Map of the proposed I-66, I-95, and I-295 extensions in the central part of D.C. 

Inner Loop 1280

A slightly modified proposal showing more detail.


Interstate 266 was to have been a short connecting freeway running much of its length along the Potomac River.  The western terminus was supposed to have been where Sprout Run Parkway crosses I-66 in Arlington, Virginia.  From there, I-266 was to run along the current route of Sprout Run, cross over the Potomac along the proposed Three Sisters Bridge, and then turn east, running along Canal Road NW before merging again with I-66 near Rock Creek and Potomac Parkways and K Street.  Strong, and occasionally violent protests against the planned Three Sisters Bridge during the 1960s and 1970s caused the I-266 plan to be abandoned.  The only segment of the proposed freeway to see completion became known as the Whitehurst Freeway (U.S. Route 29), which runs  for approximately 0.8 miles.


I266 three sisters bridge map

Proposed route for the western segment of I-266.


three sisters bridge

An artistic rendering of the proposed Three Sisters Bridge in Arlington.


Also known as the Anacostia Freeway.  Originally intended to follow the route of I-695 and become part of the “Inner Belt” in downtown D.C.  Other proposals had the interstate running along D.C. Route 95.


Interstate 695 is only two miles long, but there were plans to extend the highway further east as well as west.  During the 1960s proposals were made to extend I-695 west, which would have brought it in the vicinity of the Washington Monument and Lincoln Memorial along Maine and Independence Avenues, before terminating at I-66 near the Constitution Avenue interchange:



In the 1990s another proposal was made, this time to extend the freeway east along Southeast Boulevard, eventually merging with D.C. Route 295.  The goal was to relieve congestion on the heavily-traveled John Philip Sousa Bridge.



Southeast Boulevard exiting off to Pennsylvania Avenue.  The highway at left, which runs under the Penn.
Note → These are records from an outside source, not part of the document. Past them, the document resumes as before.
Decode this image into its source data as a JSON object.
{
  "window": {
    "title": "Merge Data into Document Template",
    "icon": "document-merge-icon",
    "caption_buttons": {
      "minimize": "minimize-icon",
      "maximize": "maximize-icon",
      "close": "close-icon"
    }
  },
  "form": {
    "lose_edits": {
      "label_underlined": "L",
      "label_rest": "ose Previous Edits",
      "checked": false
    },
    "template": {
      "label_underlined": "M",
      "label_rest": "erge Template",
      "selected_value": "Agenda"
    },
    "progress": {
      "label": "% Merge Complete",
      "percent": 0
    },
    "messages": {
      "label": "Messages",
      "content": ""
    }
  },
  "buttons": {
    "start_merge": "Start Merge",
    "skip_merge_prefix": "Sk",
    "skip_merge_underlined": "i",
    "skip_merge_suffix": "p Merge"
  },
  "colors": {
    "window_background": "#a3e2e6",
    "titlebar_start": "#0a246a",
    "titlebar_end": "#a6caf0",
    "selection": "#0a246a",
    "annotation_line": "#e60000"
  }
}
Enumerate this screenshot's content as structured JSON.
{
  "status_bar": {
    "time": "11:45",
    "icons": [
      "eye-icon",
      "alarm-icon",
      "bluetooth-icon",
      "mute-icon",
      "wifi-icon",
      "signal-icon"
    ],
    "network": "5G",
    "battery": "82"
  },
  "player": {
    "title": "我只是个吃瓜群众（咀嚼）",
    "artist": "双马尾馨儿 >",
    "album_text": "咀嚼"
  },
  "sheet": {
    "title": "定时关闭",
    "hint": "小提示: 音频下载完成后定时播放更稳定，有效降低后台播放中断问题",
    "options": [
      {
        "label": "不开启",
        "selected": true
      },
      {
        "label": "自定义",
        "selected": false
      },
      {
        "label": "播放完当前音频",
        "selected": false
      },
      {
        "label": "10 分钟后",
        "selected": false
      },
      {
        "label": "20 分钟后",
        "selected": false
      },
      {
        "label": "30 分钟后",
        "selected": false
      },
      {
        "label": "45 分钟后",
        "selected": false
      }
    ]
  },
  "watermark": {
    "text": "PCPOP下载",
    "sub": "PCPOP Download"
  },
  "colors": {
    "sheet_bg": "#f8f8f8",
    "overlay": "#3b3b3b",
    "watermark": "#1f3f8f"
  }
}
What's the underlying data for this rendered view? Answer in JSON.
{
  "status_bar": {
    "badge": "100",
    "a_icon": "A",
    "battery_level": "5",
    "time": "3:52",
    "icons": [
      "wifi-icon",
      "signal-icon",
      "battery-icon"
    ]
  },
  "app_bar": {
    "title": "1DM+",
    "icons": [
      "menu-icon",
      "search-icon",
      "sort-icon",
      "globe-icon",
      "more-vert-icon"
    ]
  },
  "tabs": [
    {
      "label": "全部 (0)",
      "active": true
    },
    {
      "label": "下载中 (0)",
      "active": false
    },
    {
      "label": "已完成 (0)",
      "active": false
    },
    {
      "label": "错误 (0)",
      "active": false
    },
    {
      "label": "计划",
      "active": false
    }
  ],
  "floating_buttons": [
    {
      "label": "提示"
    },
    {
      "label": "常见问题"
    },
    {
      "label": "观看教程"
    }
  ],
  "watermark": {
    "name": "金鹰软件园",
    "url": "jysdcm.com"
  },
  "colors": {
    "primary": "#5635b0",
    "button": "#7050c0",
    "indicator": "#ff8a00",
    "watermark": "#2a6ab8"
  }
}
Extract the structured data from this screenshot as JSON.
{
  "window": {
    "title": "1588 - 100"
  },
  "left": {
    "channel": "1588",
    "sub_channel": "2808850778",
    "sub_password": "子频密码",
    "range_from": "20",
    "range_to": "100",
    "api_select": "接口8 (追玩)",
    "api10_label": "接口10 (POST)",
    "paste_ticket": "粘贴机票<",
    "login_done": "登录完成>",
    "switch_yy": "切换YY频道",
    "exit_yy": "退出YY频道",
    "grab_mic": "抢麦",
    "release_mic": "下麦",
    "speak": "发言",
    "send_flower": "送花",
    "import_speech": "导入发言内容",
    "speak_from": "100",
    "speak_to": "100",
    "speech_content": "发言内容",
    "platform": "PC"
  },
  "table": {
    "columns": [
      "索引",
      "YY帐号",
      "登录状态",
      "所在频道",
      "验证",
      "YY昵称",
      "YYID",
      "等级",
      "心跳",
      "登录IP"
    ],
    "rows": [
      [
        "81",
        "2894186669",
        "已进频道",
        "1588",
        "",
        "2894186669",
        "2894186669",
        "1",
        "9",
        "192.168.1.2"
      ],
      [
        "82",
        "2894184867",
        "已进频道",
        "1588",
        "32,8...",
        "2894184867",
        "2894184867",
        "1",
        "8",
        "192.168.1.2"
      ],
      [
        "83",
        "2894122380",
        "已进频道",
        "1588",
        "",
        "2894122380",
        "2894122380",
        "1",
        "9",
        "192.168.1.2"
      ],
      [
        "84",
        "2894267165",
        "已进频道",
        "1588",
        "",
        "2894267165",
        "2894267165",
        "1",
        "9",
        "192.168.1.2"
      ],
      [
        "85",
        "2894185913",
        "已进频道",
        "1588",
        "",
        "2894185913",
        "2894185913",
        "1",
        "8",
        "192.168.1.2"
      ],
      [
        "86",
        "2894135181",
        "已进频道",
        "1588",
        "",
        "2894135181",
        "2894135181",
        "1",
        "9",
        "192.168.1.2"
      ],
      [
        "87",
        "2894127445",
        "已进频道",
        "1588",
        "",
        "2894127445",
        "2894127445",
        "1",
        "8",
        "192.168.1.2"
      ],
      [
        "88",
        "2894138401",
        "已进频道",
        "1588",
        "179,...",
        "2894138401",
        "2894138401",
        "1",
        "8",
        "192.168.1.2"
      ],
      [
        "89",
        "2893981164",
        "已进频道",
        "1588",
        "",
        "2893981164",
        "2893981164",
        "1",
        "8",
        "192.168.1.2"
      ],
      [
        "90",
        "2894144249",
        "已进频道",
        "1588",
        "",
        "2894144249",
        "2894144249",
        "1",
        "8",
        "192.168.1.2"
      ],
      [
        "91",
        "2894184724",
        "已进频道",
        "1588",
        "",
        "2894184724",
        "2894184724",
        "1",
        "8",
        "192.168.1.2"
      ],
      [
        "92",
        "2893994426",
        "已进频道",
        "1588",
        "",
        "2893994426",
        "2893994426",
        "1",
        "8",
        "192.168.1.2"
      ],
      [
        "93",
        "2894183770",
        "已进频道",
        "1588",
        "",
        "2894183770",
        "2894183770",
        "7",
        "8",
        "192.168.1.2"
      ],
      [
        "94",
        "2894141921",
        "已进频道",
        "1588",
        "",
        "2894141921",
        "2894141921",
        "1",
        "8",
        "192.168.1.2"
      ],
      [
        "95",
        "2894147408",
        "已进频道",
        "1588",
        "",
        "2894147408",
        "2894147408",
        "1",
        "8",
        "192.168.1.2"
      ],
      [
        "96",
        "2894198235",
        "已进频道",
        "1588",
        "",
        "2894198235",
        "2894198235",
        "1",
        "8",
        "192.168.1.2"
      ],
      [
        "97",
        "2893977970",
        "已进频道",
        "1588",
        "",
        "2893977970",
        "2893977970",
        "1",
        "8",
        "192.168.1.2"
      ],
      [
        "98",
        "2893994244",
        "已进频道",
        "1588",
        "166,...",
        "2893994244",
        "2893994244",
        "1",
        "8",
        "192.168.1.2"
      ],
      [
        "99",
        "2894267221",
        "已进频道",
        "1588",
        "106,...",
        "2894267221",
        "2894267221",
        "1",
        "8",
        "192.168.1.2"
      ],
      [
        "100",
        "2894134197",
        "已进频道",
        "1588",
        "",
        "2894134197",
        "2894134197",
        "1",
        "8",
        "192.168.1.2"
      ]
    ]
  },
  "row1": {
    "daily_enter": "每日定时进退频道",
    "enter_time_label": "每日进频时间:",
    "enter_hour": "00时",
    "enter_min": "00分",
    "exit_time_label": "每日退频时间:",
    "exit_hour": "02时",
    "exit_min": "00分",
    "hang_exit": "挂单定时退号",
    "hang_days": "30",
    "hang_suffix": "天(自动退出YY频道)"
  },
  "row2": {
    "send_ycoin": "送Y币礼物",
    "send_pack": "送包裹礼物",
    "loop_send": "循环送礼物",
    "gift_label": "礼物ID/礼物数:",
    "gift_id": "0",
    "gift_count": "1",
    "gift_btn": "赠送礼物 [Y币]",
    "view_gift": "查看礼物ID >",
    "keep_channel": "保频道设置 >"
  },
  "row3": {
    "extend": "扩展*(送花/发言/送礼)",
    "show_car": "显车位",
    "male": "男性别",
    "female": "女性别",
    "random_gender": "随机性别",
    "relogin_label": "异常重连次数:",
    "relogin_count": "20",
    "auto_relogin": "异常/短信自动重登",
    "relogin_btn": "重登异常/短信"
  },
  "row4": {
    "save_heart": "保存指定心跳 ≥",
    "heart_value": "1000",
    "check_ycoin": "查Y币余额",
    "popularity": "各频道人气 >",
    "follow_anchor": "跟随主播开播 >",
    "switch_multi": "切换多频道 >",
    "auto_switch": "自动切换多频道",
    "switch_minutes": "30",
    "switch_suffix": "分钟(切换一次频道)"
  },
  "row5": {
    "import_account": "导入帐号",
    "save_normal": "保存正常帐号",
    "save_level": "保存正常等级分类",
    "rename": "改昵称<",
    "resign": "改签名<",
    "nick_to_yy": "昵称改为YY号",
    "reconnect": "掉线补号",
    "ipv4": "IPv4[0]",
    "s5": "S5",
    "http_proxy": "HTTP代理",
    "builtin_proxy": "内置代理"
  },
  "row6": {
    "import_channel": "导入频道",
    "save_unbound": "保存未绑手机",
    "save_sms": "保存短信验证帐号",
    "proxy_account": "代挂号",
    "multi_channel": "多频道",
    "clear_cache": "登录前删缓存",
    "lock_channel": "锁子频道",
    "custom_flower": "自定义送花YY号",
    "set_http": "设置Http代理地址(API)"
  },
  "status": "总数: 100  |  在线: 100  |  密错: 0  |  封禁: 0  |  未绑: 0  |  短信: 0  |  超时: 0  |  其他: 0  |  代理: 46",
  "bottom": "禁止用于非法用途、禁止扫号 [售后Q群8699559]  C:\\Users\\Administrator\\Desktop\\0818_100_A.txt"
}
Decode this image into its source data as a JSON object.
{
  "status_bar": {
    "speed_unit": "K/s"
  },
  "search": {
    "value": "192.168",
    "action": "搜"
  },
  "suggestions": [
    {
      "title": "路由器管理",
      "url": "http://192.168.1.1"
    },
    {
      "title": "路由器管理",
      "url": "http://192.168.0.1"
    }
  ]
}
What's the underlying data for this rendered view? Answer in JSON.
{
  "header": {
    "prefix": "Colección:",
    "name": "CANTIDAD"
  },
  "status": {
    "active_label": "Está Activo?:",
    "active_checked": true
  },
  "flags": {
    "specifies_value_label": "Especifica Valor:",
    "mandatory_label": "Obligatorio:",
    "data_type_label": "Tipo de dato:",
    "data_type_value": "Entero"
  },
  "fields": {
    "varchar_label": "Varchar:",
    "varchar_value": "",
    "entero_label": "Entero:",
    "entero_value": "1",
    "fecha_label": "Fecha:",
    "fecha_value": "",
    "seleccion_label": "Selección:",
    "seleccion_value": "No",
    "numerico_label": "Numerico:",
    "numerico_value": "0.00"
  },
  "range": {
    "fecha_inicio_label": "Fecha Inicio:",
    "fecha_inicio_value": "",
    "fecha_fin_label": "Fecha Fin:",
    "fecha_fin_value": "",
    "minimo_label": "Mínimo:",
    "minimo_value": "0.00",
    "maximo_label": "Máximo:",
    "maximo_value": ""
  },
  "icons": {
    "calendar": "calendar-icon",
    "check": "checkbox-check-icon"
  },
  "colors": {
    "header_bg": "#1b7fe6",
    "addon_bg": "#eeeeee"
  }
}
Avenue overpass to RFK Stadium, was originally intended as an eastern extension of I-695.



Interstate 595 was originally conceived as a spur freeway linking I-395 with Reagan National Airport in Arlington.  It was to have followed the same path as current U.S. Highway 1.  The route was never upgraded to Federal Interstate Highway standards.



Wikimedia map showing some of the various highway proposals for Washington D.C. during the 1950s – 1970s.

With the advent of coming to town, it will be fascinating to watch the city’s debate over transportation continue and what plans will be approved going forward.

Thanks to all you great readers for an exciting journey here in 2018!  Rest assured, there will be much more to post in the new year!